With his dangerous hydroxychloroquine obsession, Trump is putting himself first, not America
When Trump asks “What do you have to lose?” by taking hydroxychloroquine, writes Matthew Norman, the short answer is “Your life”
As the old adage goes, there are only three certainties about human existence: death, taxes and Donald Trump lying from a podium.
The first, if more ubiquitous than usual, can often be delayed (as we hope it will for all in intensive care). The second, though they will return with a vengeance, can also be postponed. But there’s no deferring the third. The one certainty in these uncertain times is that, soon after 5.30pm Eastern Standard Time, the president will emit a torrent of mendacious drivel from his puckered blowhole, like a terracotta whale having a hallucinogen-inspired psychotic jag.
Yesterday’s load included a relatively benign example. It was neither overtly malicious nor self-interested when he said: “We’ll see if we can be of help. We’ve contacted all of Boris’ doctors.” But the truth, as I can categorically state after absolutely no research, is that Trump has contacted none of them, directly or otherwise. If he attempted to do so (he didn’t), the result can easily be imagined:
“Doctor Gupta, a call for you.”
“Sister, are you insane? Can’t you see I’m in the middle of intubating this woman?”
“I’m sorry, but it’s the president of the United States. He says he wants to help the PM.”
“Hilarious.”
“No, seriously, it’s Trump.”
“In that case, if he’ll excuse the medical jargon, tell him to f*** off.”
But what help could Trump offer that the intensive care team at St Thomas’ cannot?
The answer, you wearily assume, is hydroxychloroquine, the anti-malarial he touts as the coronavirus silver bullet. As he might not be aware, British doctors could prescribe it themselves if they wanted to. For various reasons, they don’t. One is that the “very good French trial” Trump loves citing has been clinically debunked as an incredibly bad French trial. The sample was tiny, the methodology dreadful, the results meaningless. Another is that the side effects include dangerous, sometimes fatal, cardiac arrhythmias.
So when Trump asks “What do you have to lose?” by taking hydroxychloroquine, the short answer is: “Your life”.
So what is it that that first attracted President Doolally J Charlatan to hydroxychloroquine? Well, Elon Musk is a fan. Dr Anthony Fauci isn’t, but he’s only Trump’s leading mind on infectious disease. In fact, Fauci has so often and decisively dismissed it – “No”, was his capacious reply when asked if it should be considered as a treatment – that Trump now bars his progress to the mic when reporters invite his opinion. But Musk? The Tesla guy is one of his go-to billionaires (Larry Ellison of Oracle being another) on the pathogen.
Yet there is an alternative explanation for Trump’s hydroxy-lust. A French pharma company, Sanofi, in which several Trump family trusts are invested, manufactures it under the brand name Plaquenil.
There is no certainty that the grifter-in-chief is hyping the drug for profit. It could be one of those eerie coincidences that Carl Jung demystified as synchronicity.

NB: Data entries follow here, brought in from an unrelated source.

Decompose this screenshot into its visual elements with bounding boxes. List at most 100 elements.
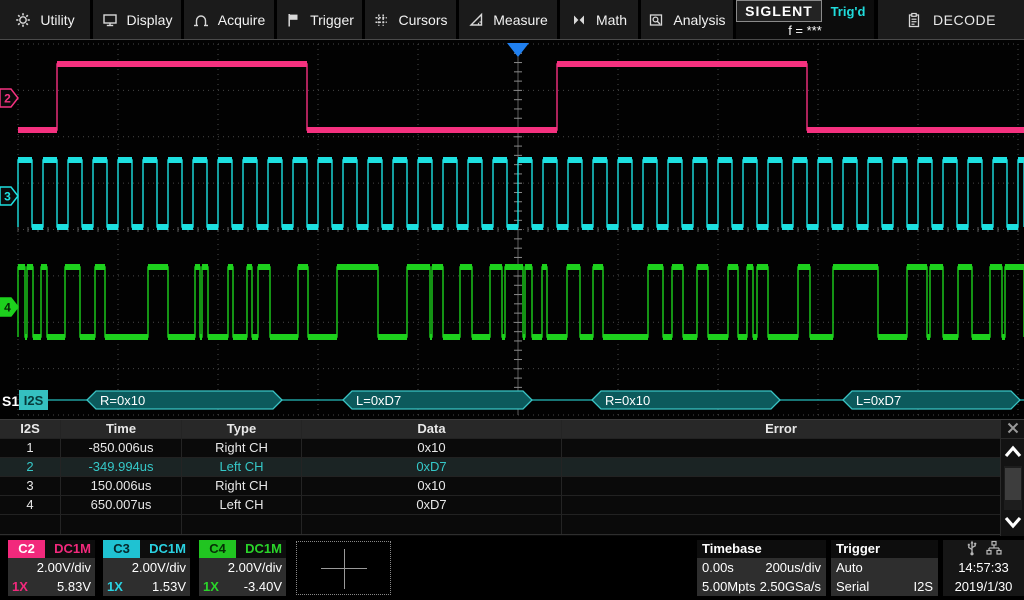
channel-2-box[interactable]: C2DC1M 2.00V/div 1X5.83V — [8, 540, 95, 596]
chevron-down-icon — [1003, 516, 1023, 532]
chevron-up-icon — [1003, 445, 1023, 461]
timebase-box[interactable]: Timebase 0.00s 200us/div 5.00Mpts 2.50GSa/… — [697, 540, 826, 596]
menu-item-acquire[interactable]: Acquire — [184, 0, 274, 39]
channel-3-chip: C3 — [103, 540, 140, 558]
channel-4-marker[interactable]: 4 — [0, 298, 18, 316]
scroll-down-button[interactable] — [1001, 510, 1024, 537]
col-header-type: Type — [182, 420, 302, 438]
decode-packet: R=0x10 — [592, 391, 780, 409]
scroll-up-button[interactable] — [1001, 439, 1024, 466]
status-bar: C2DC1M 2.00V/div 1X5.83V C3DC1M 2.00V/di… — [0, 536, 1024, 600]
col-header-data: Data — [302, 420, 562, 438]
vertical-scale: 2.00V/div — [199, 558, 286, 577]
cell-type: Right CH — [182, 477, 302, 495]
timebase-scale: 200us/div — [765, 558, 821, 577]
cell-index: 1 — [0, 439, 61, 457]
lan-icon — [986, 540, 1002, 559]
menu-label: Trigger — [310, 12, 354, 28]
waveform-traces — [18, 64, 1024, 337]
scrollbar-track[interactable] — [1004, 466, 1022, 510]
trigger-type: Serial — [836, 577, 869, 596]
table-row[interactable]: 1 -850.006us Right CH 0x10 — [0, 439, 1000, 458]
coupling-label: DC1M — [140, 540, 190, 558]
cell-error — [562, 477, 1000, 495]
col-header-i2s: I2S — [0, 420, 61, 438]
channel-2-chip: C2 — [8, 540, 45, 558]
vertical-offset: -3.40V — [219, 577, 286, 596]
menu-item-measure[interactable]: Measure — [459, 0, 557, 39]
timebase-title: Timebase — [697, 540, 826, 558]
svg-text:2: 2 — [4, 92, 11, 106]
cell-time: -349.994us — [61, 458, 182, 476]
table-scrollbar — [1000, 420, 1024, 537]
trigger-flag-icon — [285, 12, 301, 28]
menu-item-display[interactable]: Display — [93, 0, 181, 39]
cell-data: 0xD7 — [302, 496, 562, 514]
menu-label: Math — [596, 12, 627, 28]
svg-text:4: 4 — [4, 301, 11, 315]
measure-icon — [468, 12, 484, 28]
probe-attenuation: 1X — [103, 577, 123, 596]
math-icon — [571, 12, 587, 28]
table-empty-row — [0, 515, 1000, 535]
frequency-readout: f = *** — [736, 22, 874, 39]
vertical-scale: 2.00V/div — [8, 558, 95, 577]
col-header-time: Time — [61, 420, 182, 438]
add-channel-button[interactable] — [296, 541, 391, 595]
sample-rate: 2.50GSa/s — [760, 577, 821, 596]
table-row-selected[interactable]: 2 -349.994us Left CH 0xD7 — [0, 458, 1000, 477]
coupling-label: DC1M — [45, 540, 95, 558]
channel-4-box[interactable]: C4DC1M 2.00V/div 1X-3.40V — [199, 540, 286, 596]
timebase-delay: 0.00s — [702, 558, 734, 577]
vertical-scale: 2.00V/div — [103, 558, 190, 577]
svg-text:L=0xD7: L=0xD7 — [856, 393, 901, 408]
svg-text:L=0xD7: L=0xD7 — [356, 393, 401, 408]
table-row[interactable]: 3 150.006us Right CH 0x10 — [0, 477, 1000, 496]
scrollbar-thumb[interactable] — [1005, 468, 1021, 500]
channel-3-box[interactable]: C3DC1M 2.00V/div 1X1.53V — [103, 540, 190, 596]
clock-date: 2019/1/30 — [943, 577, 1024, 596]
coupling-label: DC1M — [236, 540, 286, 558]
clock-time: 14:57:33 — [943, 558, 1024, 577]
usb-icon — [965, 540, 979, 559]
menu-label: Utility — [40, 12, 74, 28]
cell-error — [562, 458, 1000, 476]
analysis-icon — [648, 12, 664, 28]
trigger-protocol: I2S — [913, 577, 933, 596]
waveform-display: 2 3 4 R=0x10L=0xD7R=0x10L=0xD7 S1 I2S — [0, 40, 1024, 419]
cell-index: 4 — [0, 496, 61, 514]
close-table-button[interactable] — [1001, 420, 1024, 439]
cursors-icon — [373, 12, 389, 28]
scope-screen: 2 3 4 R=0x10L=0xD7R=0x10L=0xD7 S1 I2S I2… — [0, 40, 1024, 536]
svg-text:R=0x10: R=0x10 — [100, 393, 145, 408]
menu-item-trigger[interactable]: Trigger — [277, 0, 362, 39]
cell-data: 0x10 — [302, 439, 562, 457]
menu-label: Analysis — [673, 12, 725, 28]
channel-2-marker[interactable]: 2 — [0, 89, 18, 107]
decode-bus: R=0x10 L=0xD7 R=0x10 L=0xD7 — [48, 391, 1024, 409]
decode-packet: L=0xD7 — [843, 391, 1020, 409]
decode-packet: R=0x10 — [87, 391, 282, 409]
cell-time: 150.006us — [61, 477, 182, 495]
channel-3-marker[interactable]: 3 — [0, 187, 18, 205]
cell-type: Right CH — [182, 439, 302, 457]
decode-result-table: I2S Time Type Data Error 1 -850.006us Ri… — [0, 419, 1024, 536]
cell-index: 3 — [0, 477, 61, 495]
cell-time: 650.007us — [61, 496, 182, 514]
menu-item-utility[interactable]: Utility — [0, 0, 90, 39]
cell-type: Left CH — [182, 496, 302, 514]
menu-item-decode[interactable]: DECODE — [878, 0, 1024, 39]
menu-item-analysis[interactable]: Analysis — [641, 0, 733, 39]
menu-item-cursors[interactable]: Cursors — [365, 0, 456, 39]
trigger-status-badge: Trig'd — [822, 0, 874, 22]
col-header-error: Error — [562, 420, 1000, 438]
trigger-box[interactable]: Trigger Auto SerialI2S — [831, 540, 938, 596]
memory-depth: 5.00Mpts — [702, 577, 755, 596]
table-row[interactable]: 4 650.007us Left CH 0xD7 — [0, 496, 1000, 515]
decode-protocol-label: I2S — [24, 393, 44, 408]
menu-item-math[interactable]: Math — [560, 0, 638, 39]
close-icon — [1006, 421, 1020, 438]
trigger-position-marker[interactable] — [507, 43, 529, 57]
menu-label: Cursors — [398, 12, 447, 28]
gear-icon — [15, 12, 31, 28]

It’s a doozy of a conflict of interest. But after three years of him enabling Ivanka and Jared parlay their West Wing roles into gigabucks, it’s too late for a fainting fit about another of those. Besides, the primary target of his hydroxylust isn’t France. It’s India.

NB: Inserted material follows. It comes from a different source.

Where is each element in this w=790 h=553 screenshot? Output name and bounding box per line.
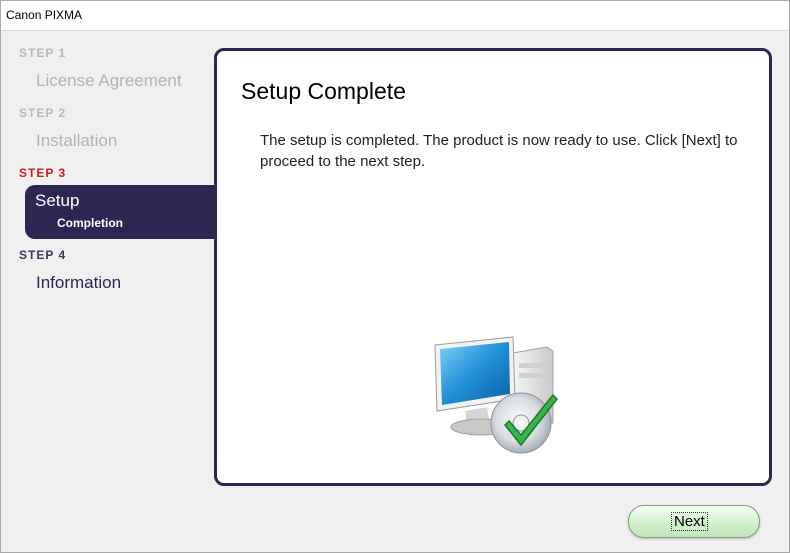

In recent days, Trump has reinterpreted “America first” in an unusually aggressive way. He has dispatched agents to Chinese airports to pay three times the contracted price for medical supplies already in the cargo hold of planes bound for Germany; and threatened trade sanctions to blackmail his dear friend Narendra Modi, India’s muscular PM, into releasing hydroxychloroquine stores (Trump may have inadvertently done India a favour by diverting supplies of a drug that may kill more corona victims than it saves).
It isn’t easy to divine his motives. Personal gain and boosting the stock market aside, he may want to offer hope to the terrified. That is a fair ambition. But an empty hope is worse than none, to misquote Matt Hancock, and a lethally empty hope worst of all.

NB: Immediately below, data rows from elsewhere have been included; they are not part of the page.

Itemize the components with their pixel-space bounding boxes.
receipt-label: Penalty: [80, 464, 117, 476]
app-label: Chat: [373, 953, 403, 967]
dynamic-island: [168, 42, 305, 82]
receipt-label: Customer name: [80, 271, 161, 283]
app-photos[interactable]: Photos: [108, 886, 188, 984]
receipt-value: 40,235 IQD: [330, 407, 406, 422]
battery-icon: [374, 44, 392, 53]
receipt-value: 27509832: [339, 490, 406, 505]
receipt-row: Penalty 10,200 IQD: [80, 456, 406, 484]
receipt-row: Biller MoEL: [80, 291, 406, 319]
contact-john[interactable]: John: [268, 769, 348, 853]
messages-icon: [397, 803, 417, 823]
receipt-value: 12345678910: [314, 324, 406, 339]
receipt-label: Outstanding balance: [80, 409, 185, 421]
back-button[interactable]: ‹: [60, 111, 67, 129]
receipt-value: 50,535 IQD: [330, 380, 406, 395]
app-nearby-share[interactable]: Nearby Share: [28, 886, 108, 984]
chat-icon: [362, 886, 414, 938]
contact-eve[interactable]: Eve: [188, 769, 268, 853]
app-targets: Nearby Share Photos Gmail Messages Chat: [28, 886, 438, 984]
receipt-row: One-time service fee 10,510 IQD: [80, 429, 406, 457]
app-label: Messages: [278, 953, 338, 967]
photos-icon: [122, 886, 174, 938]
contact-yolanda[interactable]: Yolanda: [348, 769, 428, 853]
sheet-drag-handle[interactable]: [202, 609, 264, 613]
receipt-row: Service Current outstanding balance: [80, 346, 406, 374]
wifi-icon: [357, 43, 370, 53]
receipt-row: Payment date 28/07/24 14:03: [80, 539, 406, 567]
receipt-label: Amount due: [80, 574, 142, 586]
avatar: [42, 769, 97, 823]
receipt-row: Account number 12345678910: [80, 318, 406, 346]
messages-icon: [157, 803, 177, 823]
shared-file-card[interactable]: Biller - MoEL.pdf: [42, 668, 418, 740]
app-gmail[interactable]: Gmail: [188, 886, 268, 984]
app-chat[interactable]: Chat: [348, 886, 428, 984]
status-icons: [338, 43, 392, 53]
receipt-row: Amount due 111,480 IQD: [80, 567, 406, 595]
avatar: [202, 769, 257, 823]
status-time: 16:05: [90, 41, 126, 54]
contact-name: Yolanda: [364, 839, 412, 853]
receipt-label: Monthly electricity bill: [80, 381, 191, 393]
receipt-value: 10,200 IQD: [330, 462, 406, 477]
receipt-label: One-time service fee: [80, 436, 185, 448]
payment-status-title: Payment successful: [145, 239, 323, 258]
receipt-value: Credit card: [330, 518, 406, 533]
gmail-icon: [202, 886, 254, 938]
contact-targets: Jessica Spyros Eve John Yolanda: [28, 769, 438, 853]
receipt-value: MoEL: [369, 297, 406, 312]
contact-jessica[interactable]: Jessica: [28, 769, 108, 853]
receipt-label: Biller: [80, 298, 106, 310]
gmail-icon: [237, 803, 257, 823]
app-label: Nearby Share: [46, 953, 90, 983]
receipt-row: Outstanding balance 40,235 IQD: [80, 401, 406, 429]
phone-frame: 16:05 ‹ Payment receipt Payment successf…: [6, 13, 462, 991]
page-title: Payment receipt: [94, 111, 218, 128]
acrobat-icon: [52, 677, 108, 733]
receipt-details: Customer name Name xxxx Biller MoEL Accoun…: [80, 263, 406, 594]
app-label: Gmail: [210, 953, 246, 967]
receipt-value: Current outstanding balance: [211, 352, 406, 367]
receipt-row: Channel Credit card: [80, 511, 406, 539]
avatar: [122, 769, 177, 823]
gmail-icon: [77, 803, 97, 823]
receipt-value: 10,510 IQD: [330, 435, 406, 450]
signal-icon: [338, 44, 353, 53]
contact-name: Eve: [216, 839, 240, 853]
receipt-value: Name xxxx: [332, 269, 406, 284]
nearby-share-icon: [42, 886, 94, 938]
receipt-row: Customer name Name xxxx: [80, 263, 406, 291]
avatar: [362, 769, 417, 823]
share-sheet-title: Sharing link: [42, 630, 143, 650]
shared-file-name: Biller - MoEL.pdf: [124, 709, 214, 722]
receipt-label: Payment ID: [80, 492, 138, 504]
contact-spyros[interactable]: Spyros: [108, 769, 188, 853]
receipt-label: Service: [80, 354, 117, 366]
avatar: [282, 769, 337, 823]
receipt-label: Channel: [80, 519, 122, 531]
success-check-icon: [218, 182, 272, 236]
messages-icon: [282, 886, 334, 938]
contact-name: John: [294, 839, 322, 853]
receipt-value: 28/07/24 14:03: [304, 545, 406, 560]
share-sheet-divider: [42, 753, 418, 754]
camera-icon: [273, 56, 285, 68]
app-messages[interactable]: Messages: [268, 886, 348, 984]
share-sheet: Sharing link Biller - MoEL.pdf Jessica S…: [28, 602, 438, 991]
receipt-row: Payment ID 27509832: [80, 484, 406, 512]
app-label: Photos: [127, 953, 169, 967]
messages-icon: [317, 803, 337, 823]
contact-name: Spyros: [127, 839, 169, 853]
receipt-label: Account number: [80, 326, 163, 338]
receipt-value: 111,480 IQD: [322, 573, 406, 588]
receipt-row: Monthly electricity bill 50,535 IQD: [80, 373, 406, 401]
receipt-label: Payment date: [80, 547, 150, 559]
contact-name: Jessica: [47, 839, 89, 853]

If hydroxychloroquine does indeed turn out to be useless or harmful, you already know Trump’s response. He’ll tell the world he knew it was a blind alley, just as he knew the Democratic hoax was a pandemic, way before anyone else. He’ll blame Pelosi, the “Moos-lims”, Mexico, Soros, Liechtenstein, CNN and Rosie O’Donnell for what he tried to tell the American people was a scam from the start.
His unblemished imbecility has already killed countless. A newly-leaked memo from his trade adviser, Peter Navarro, dated 29 January, warned precisely of what was coming. Weeks later, Trump was sticking to his hoax line, and insisting it would miraculously vanish. Then he advocated returning the country to work even as the virus was spreading like wildfire through and far beyond the east coast. Now, when he’s not hijacking medical equipment on runways, he’s a salesman of the month for a drug with unknown consequences.
And still, this very stable genius remains favourite for November’s election. If that fact isn’t as petrifying as the virus itself, it’s a frickin’ close run thing.